USA 2022, Regie: Reid Carolin, Channing Tatum, mit Channing Tatum, Jane Adams, Kevin Nash, 102 Min., FSK: ab 12
Hund und sexy Mann - das müsste doch auch für die Kinokasse eine unschlagbare Paarung sein. Dachten sich jedenfalls Channing Tatum und sein langjähriger Freund und Produktionspartner Reid Carolin (Drehbuchautor und Produzent von „Magic Mike" und „Magic Mike XXL"), beide Hunde-Daddys. So schickten sie Tatum und seinen Filmhund als kriegsgeschädigte Psychopathen auf Roadtrip. Was sich jetzt nicht mehr so attraktiv anhört. Raus kam mit „Dog" eine ziemlich wilde Promenadenmischung von Film, die sich nur schwer kategorisieren oder wertschätzen lässt.

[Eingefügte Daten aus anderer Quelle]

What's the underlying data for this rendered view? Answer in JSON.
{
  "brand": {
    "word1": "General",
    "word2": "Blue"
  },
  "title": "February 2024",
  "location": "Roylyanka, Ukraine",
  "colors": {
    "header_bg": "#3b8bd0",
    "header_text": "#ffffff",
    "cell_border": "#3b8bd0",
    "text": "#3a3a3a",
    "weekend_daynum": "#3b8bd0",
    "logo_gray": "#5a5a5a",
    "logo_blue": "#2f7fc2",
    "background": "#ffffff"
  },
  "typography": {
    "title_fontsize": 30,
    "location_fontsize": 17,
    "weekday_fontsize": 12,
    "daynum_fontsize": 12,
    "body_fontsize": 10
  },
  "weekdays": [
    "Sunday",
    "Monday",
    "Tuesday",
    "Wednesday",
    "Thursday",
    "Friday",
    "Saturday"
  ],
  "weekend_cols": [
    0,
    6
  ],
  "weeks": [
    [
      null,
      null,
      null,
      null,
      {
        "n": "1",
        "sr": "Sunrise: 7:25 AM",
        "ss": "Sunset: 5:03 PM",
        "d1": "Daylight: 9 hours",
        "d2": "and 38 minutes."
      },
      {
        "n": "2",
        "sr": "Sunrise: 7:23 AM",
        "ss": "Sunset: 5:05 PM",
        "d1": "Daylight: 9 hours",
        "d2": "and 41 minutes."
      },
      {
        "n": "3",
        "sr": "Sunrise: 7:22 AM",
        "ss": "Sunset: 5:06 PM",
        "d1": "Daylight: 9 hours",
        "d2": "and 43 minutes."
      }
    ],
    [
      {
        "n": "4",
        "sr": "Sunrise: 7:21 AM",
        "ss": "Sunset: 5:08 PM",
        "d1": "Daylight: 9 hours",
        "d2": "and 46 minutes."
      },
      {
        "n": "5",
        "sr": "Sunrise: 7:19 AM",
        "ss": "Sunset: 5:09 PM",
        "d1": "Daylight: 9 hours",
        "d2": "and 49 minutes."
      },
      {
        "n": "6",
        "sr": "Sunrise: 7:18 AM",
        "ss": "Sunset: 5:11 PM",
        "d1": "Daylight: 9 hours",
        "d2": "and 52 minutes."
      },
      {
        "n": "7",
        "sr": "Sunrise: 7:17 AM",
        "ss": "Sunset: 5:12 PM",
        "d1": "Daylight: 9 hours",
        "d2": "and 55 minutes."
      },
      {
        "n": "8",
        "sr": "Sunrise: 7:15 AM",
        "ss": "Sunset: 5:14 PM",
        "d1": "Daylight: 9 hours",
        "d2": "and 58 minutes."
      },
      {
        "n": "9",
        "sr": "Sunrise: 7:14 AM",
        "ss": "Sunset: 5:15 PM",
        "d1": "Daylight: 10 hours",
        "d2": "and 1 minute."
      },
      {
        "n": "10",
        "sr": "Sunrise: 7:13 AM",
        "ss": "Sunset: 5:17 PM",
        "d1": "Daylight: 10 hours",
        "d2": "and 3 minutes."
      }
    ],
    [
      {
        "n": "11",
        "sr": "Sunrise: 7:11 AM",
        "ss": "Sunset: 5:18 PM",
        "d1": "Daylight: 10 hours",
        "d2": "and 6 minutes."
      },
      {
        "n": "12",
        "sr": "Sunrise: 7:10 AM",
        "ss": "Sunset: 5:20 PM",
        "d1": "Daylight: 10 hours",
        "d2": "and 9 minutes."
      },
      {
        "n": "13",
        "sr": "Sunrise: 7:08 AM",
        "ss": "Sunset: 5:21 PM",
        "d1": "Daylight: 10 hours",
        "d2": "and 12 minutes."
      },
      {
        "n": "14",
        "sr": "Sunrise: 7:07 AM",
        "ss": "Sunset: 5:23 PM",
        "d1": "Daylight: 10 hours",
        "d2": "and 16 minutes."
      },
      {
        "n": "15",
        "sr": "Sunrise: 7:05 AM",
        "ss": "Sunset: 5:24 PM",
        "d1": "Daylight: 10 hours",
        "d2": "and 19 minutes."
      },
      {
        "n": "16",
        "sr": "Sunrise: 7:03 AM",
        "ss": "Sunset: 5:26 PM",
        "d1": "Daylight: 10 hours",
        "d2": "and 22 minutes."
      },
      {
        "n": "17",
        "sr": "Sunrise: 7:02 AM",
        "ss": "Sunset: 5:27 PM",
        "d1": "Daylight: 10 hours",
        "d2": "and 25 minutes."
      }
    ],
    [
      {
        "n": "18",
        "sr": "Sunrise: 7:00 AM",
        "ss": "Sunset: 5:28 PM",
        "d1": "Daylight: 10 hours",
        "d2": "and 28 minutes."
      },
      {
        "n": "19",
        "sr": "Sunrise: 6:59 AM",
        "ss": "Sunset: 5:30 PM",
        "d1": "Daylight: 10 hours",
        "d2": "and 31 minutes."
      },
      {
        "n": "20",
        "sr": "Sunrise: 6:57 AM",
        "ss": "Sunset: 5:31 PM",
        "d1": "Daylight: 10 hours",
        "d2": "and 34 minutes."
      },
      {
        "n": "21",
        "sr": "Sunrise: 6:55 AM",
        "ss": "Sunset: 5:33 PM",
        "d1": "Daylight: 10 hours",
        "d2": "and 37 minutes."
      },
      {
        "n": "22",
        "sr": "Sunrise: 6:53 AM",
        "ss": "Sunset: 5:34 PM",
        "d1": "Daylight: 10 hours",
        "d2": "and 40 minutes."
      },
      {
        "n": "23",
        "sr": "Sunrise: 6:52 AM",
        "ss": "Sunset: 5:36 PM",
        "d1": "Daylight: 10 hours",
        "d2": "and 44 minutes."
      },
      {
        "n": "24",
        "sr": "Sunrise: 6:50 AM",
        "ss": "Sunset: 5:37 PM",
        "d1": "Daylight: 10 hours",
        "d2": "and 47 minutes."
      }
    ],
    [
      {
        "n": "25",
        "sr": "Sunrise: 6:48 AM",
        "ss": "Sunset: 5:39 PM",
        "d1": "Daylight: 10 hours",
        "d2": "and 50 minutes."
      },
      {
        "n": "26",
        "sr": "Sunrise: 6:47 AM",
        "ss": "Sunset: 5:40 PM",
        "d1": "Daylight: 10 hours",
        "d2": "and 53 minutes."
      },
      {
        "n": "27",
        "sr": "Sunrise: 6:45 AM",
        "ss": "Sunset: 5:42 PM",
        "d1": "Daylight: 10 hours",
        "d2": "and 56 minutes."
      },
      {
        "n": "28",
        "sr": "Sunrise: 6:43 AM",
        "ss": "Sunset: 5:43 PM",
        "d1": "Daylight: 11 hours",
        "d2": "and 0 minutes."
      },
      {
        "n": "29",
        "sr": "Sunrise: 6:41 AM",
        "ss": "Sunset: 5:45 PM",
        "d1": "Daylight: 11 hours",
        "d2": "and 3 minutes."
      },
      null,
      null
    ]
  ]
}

US-Army Ranger Jackson Briggs (Channing Tatum) kann es nicht erwarten, wieder in den Krieg nach Afghanistan geflogen zu werden. Vom letzten seiner vielen Einsätze hat er zwar einen Hirnschaden, „aber haben wir nicht alle Hirnschäden" meint er zu seinem Offizier, der ihn nicht einsetzen will. Als sich dann der nächste der Veteranen umbringt, bekommt Briggs seine Chance: Der verzweifelte Selbstmörder war Hundeführer und sein Armee-Schäferhund Lulu soll nach Arizona gefahren werden. Das Tier ist wie viele Ehemalige so traumatisiert, dass es nicht fliegen darf. Wenn Briggs diesen Job erledigt, kann er wieder in fremde Länder und auf unbekannte Menschen schießen.
Eigentlich ist klar, dass sich in dieser doppelten Veteranen-Geschichte Soldat und Hund gegenseitig heilen werden. Denn beide haben schwere Sachen mitgemacht. Dafür muss Briggs erstmal das Vertrauen der bissigen Bestie gewinnen, die nur mit Beruhigungsmitteln erträglich ist. Sein Vorhaben ist ein nettes, denn Lulu soll nach der Beerdigung eingeschläfert werden und vorher noch eine schöne Reise haben. Was autobiografischen Ursprungs sei, wie Tatum erzählt. Als seine Hündin namens Lulu an Krebs erkrankte, brach er auch mit ihr zu einem Roadtrip auf. Wobei sich die Frage stellt, ob (kranke) Hunde die Leidenschaft der US-Amerikaner für extrem lange Reisen in Autos teilen.
Der in seiner Stimmung sehr wechselhafte Weg von „Dog" bringt dem Kino ein wenig Action, krampfhaften Humor, das wachsende Verantwortungsgefühl des Soldaten für Hund und eigentlich vergessenes Kind. Dabei braucht es tatsächlich den vollen Charme des Channing Tatum, um diesen Primitivling Briggs Sympathie gegenüber aufzubringen. Denn der will anfangs nur Krieg spielen und zwischendurch Saufen oder Frauen abschleppen. Doch auch diesmal erweist sich Lassie wieder als der bessere Mensch. Oder zumindest als Spiegelbild dafür, wie kaputt Mensch und Tier vom „Einsatz" aus Afghanistan zurückkommen.
Interessanter als Channing Tatums Ko-Regie und die Frage, wer von den beiden Regisseuren, Autoren und Produzenten welche Teile zu verantworten hat, sind die Nuancen von Tatums Schauspiel: Selbstironie rettete ihn bei den peinlichsten Besetzungen, nur manchmal wie bei „The Lost City" an der Seite von Sandra Bullock war es trotzdem zum Weglaufen. Feines Spiel um sensibles Innenleben durfte er bei „Magic Mike" von Steven Soderbergh als Striptänzer zeigen. Das ist hier bei einem flachen Charakter nicht nötig. Unangenehmer fällt allerdings der uneinheitliche Mischmasch zwischen Armee-Kritik, Anbiederei mit Hunde-Schwärmerei, billigen Scherzen und teurer Ästhetik auf.